Sawnee EMC has prevailed in a bid protest to serve a new education building at Gwinnett Technical College. After Sawnee EMC protested Georgia Power’s offer of ½ cent per kWh—and the state’s acceptance of that offer—Georgia Power withdrew its bid, leaving Sawnee as the winning bidder. Sawnee EMC’s success shows that Georgia’s EMCs must be vigilant in protecting their rights when participating in government solicitations and be prepared to move quickly if the facts support a protest.

Background

In July 2014, the Georgia Department of Administrative Services (DOAS) issued an electronic Request for Quotes (eRFQ) seeking proposals for electric service for a new building at Gwinnett Technical College. The contract award, per the eRFQ, was to be made to the lowest, responsive and responsible supplier. Sawnee EMC and Georgia Power submitted bids.

On August 8, 2014, DOAS published a notice stating its intent to award the contract to Georgia Power on the grounds that Georgia Power was the “low bidder meeting specifications.” Specifically, Georgia Power offered a “TOU-SC-6 Flat Price” of $0.005 per kWh for the first 12 months that purportedly included all tariff fees, with a one-year price of $6,801.59. Sawnee EMC, on the other hand, offered an average price of $0.0550 per kWh, with a one-year price of $74,444.

Sawnee EMC’s Protest

After the notice was issued, Sawnee EMC had just ten days to file a bid protest under Section 6.5.4 of the Georgia Procurement Manual. Sawnee EMC did so, pointing out that Georgia Power’s cost worksheet did not accurately reflect the true costs of Georgia Power’s bid. Sawnee EMC stated:

Georgia Power states that it would serve the Building during the first year under . . . TOU-SC-6. TOU-SC-6 expressly provides that “[t]he minimummonthly bill during the Initial Period is $581.00 Basic Service Charge plusEnvironmental Compliance Cost Recovery plus Nuclear Construction Cost Recovery plus appropriate Demand Side Management Schedule plusMunicipal Franchise Fee.” (emphasis added). But Georgia Power’s cost worksheet does not include any of these tariff-based charges, which are to be computed based on kWh usage and/or revenues. In fact, for eight of the twelve months, the total is less than $581.00. Additionally, Georgia Power’s cost worksheet does not include any amount for fuel cost recovery. . . . Georgia Power’s proposed price of $0.005 per kWh in no way reflects the additional costs that will be added when the Fuel Cost Recovery rate – which is over $0.03 per kWh – is properly applied.

Sawnee EMC also pointed out that Georgia Power intended to switch the building to its School Load Management rate after twelve months, at which time the price per kWh in all likelihood would increase substantially.
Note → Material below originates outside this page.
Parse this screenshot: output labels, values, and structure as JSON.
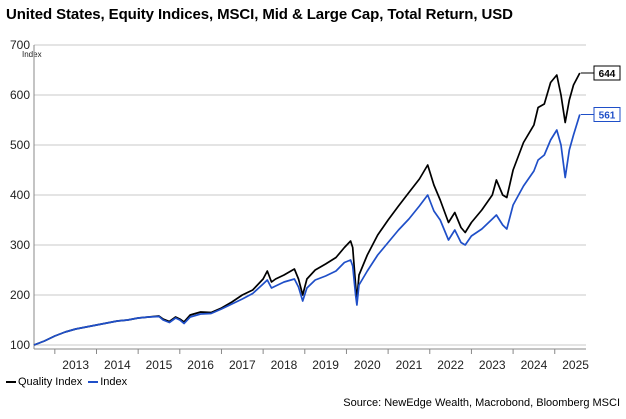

This would defeat the purpose of this solicitation, which was to determine which utility would furnish electricity to the state at the least cost.

Georgia Power Withdraws Its Bid

Three days after Sawnee filed its protest, Georgia Power informed the state that a “calculation error” had been made in Georgia Power’s bid and that the cost as stated was lower than required under its applicable rate schedule. Georgia Power asked that its bid not be considered, which the state accepted. Sawnee EMC was then chosen as the successful bidder.

Conclusion

This case demonstrates that bid protests in governmental solicitations can be successful, but disappointed bidders must move quickly to obtain a copy of the winning bid, evaluate grounds for a possible protest and, if warranted, file a bid protest within the applicable deadline, which may be only a matter of days.